Mayor Karin Wilson of Fairhope, Alabama, said in a message on social media that Groom died in that south Alabama town. “While he will be remembered for creating Forrest
Gump, Winston Groom was a talented journalist and noted author of American history. Our hearts and prayers are extended to his family,” Alabama governor Kay Ivey said.
Forrest Gump was the improbable tale of a slow-witted but mathematically gifted man who was a participant or witness to key points of 20th Century history - from Alabama segregationist governor George Wallace’s “stand at the schoolhouse door”, to meetings with presidents.
It was the best known book by Groom, who grew up in Mobile, Alabama, and graduated from the University of Alabama in 1965.
He wrote 16 books, fiction and non-fiction.

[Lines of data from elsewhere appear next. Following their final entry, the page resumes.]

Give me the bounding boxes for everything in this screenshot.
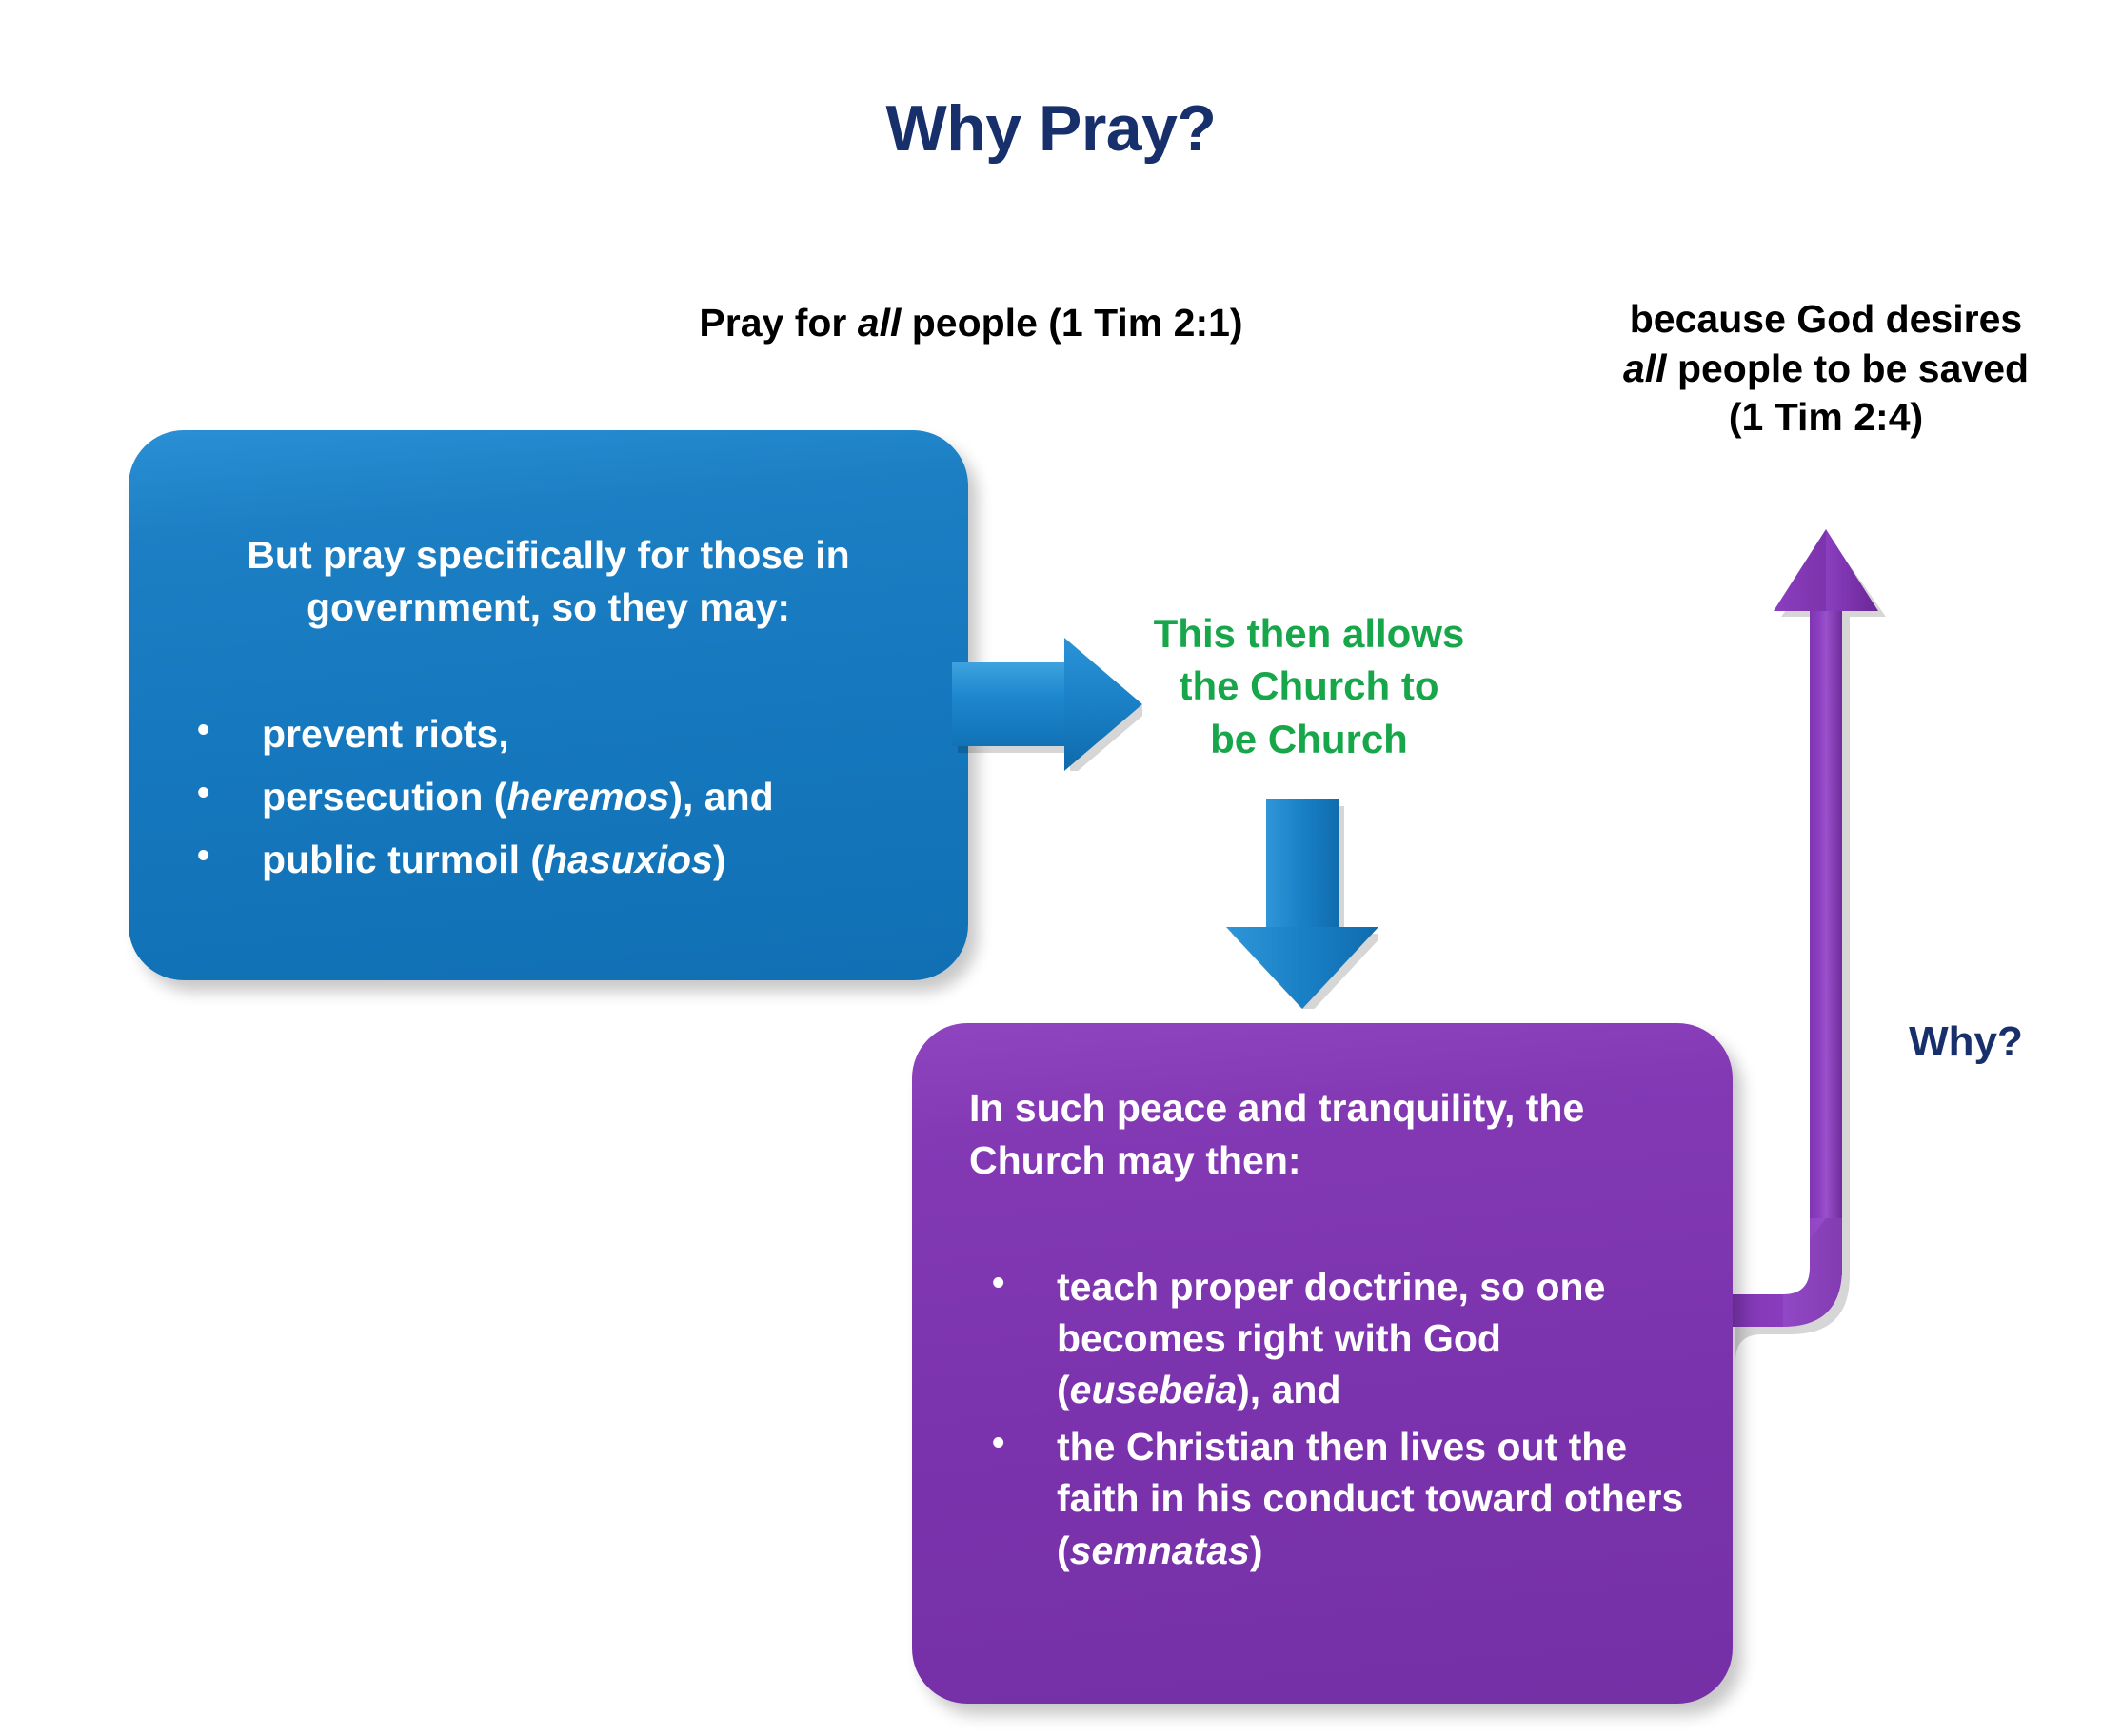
arrow-down-icon	[1226, 799, 1378, 1009]
green-note-church-be-church: This then allows the Church to be Church	[1104, 607, 1514, 765]
bullet-text: persecution (	[262, 775, 506, 819]
green-note-line1: This then allows	[1154, 611, 1465, 656]
bullet-text: prevent riots,	[262, 712, 509, 756]
bullet-italic: eusebeia	[1070, 1368, 1238, 1411]
blue-box-heading: But pray specifically for those in gover…	[172, 529, 924, 633]
list-item: teach proper doctrine, so one becomes ri…	[979, 1261, 1702, 1415]
purple-church-outcomes-box: In such peace and tranquility, the Churc…	[912, 1023, 1733, 1704]
bullet-italic: semnatas	[1070, 1529, 1250, 1572]
blue-government-prayer-box: But pray specifically for those in gover…	[129, 430, 968, 980]
caption-left-suffix: people (1 Tim 2:1)	[901, 301, 1242, 345]
slide-canvas: Why Pray? Pray for all people (1 Tim 2:1…	[0, 0, 2102, 1736]
list-item: persecution (heremos), and	[184, 771, 945, 822]
bullet-tail: )	[1250, 1529, 1263, 1572]
bullet-tail: ), and	[669, 775, 773, 819]
page-title: Why Pray?	[0, 91, 2102, 166]
caption-right-emphasis: all	[1623, 346, 1667, 390]
caption-right-line1: because God desires	[1630, 297, 2022, 341]
purple-box-heading: In such peace and tranquility, the Churc…	[969, 1082, 1693, 1186]
caption-god-desires: because God desires all people to be sav…	[1588, 295, 2064, 443]
purple-box-bullet-list: teach proper doctrine, so one becomes ri…	[979, 1261, 1702, 1582]
why-label: Why?	[1847, 1018, 2085, 1066]
caption-left-prefix: Pray for	[699, 301, 857, 345]
list-item: public turmoil (hasuxios)	[184, 834, 945, 885]
bullet-tail: )	[713, 838, 726, 881]
bullet-italic: heremos	[506, 775, 669, 819]
green-note-line3: be Church	[1210, 717, 1408, 761]
blue-box-bullet-list: prevent riots, persecution (heremos), an…	[184, 708, 945, 897]
caption-right-line3: (1 Tim 2:4)	[1729, 395, 1923, 439]
caption-pray-for-all: Pray for all people (1 Tim 2:1)	[609, 299, 1333, 348]
list-item: prevent riots,	[184, 708, 945, 760]
caption-right-line2-suffix: people to be saved	[1667, 346, 2030, 390]
green-note-line2: the Church to	[1180, 663, 1439, 708]
bullet-text: public turmoil (	[262, 838, 544, 881]
caption-left-emphasis: all	[858, 301, 902, 345]
list-item: the Christian then lives out the faith i…	[979, 1421, 1702, 1575]
bullet-italic: hasuxios	[544, 838, 713, 881]
bullet-tail: ), and	[1237, 1368, 1340, 1411]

One of them, Conversations with the Enemy, about an American prisoner of war in Vietnam accused of collaboration, was a Pulitzer Prize finalist.
It was Forrest Gump - and the success of the 1994 movie starring Tom Hanks in the iconic role of Gump, as well as
Sally Field and Gary Sinise - that earned him widespread fame and some financial success.
The movie became deeply embedded in the American psyche and has remained an enduring TV staple and huge cultural phenomenon since.
The film dominated the 1995 Academy Awards, winning six Oscars including best picture, best director for Robert Zemeckis and best actor for Hanks. It was 1994’s No. 2 grossing film at the box office, second only to The Lion King.